• Question: Does where you are cultured affect memory loss and dimentia?

    Asked by anon-188716 to Nadine on 7 Nov 2018.
    • Photo: Nadine Mirza

      Nadine Mirza answered on 7 Nov 2018:


      This is an excellent question!
      Our culture really impacts what our brain learns: the languages around us, the information we get from education systems, history, literature, laws, discoveries, traditions and customs, the kinds of behaviours that are or are not acceptable within our culture, even the simple way we write street addresses on envelopes or how in some countries there are seasons by name, whereas in other they have no specific words.
      All of this means that if dementia happens, even if everyone has the same symptoms, it can show in different ways. Dementia can cause memory loss, but it can also do other things, like change people’s behaviour or personality, cause issues speaking or reading, cause hallucinations, really so much.
      Now imagine someone with dementia who used to shake hands with people when they met but since their disease they now go in for big bear hugs with total strangers.
      In some cultures this is totally okay! They would fit in and it might feel normal. In other cultures people might get weirded out if you hug them out of the blue!
      Culture can effect what people might hallucinate- people from different cultures will hallucinate different things.
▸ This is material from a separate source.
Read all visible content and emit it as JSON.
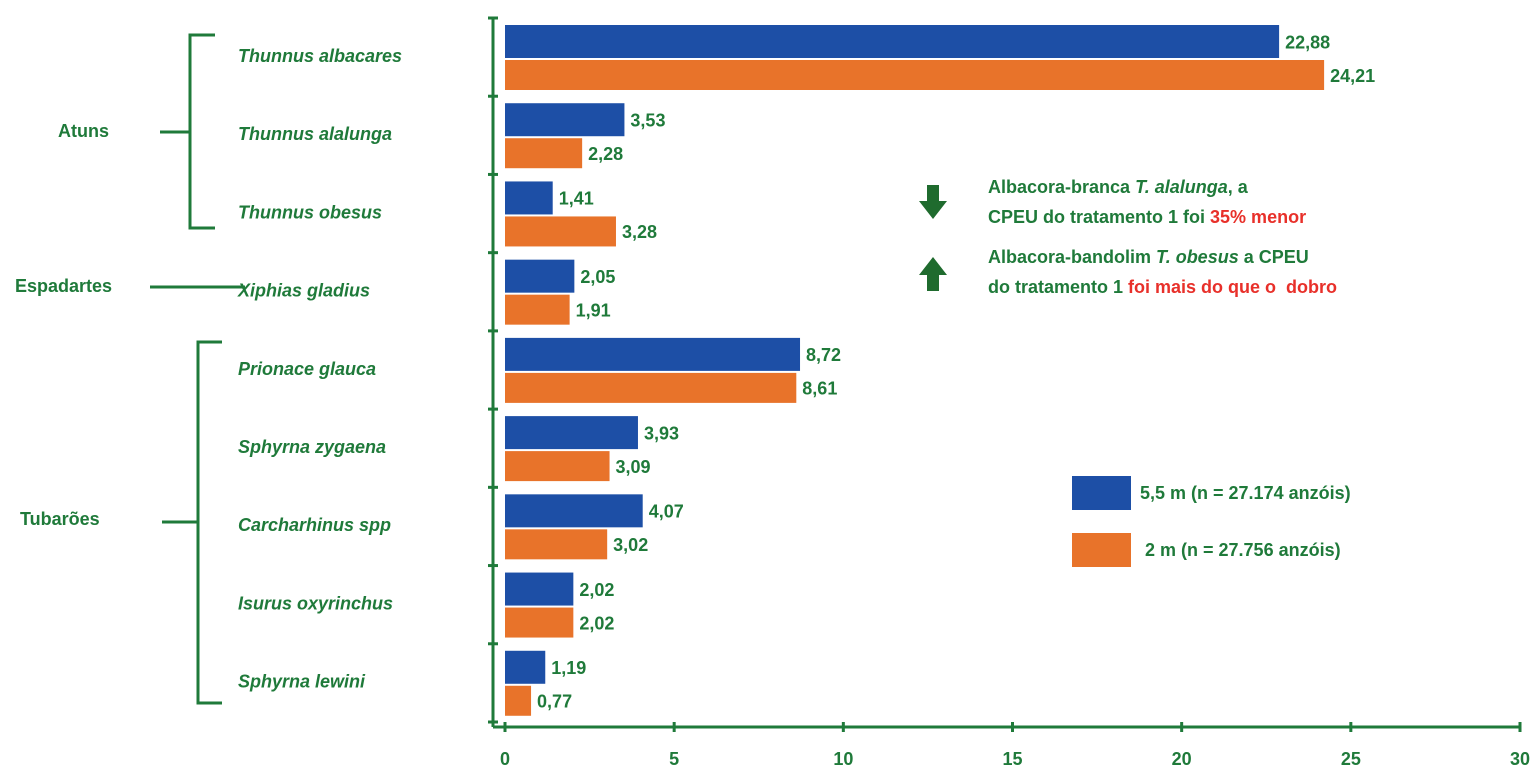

It’s been shown that people from Western cultures tend to hallucinate negative things but those from Eastern cultures hallucinate more positive or neutral things.
      Cultures that promote education and thinking also lead to people with less severe dementia because those cultures keep brains active. Some cultures lead to people needing to know more than one language and science has shown the more languages you know the less likely you are to develop dementia.
      In these little ways culture really impacts dementia and memory loss.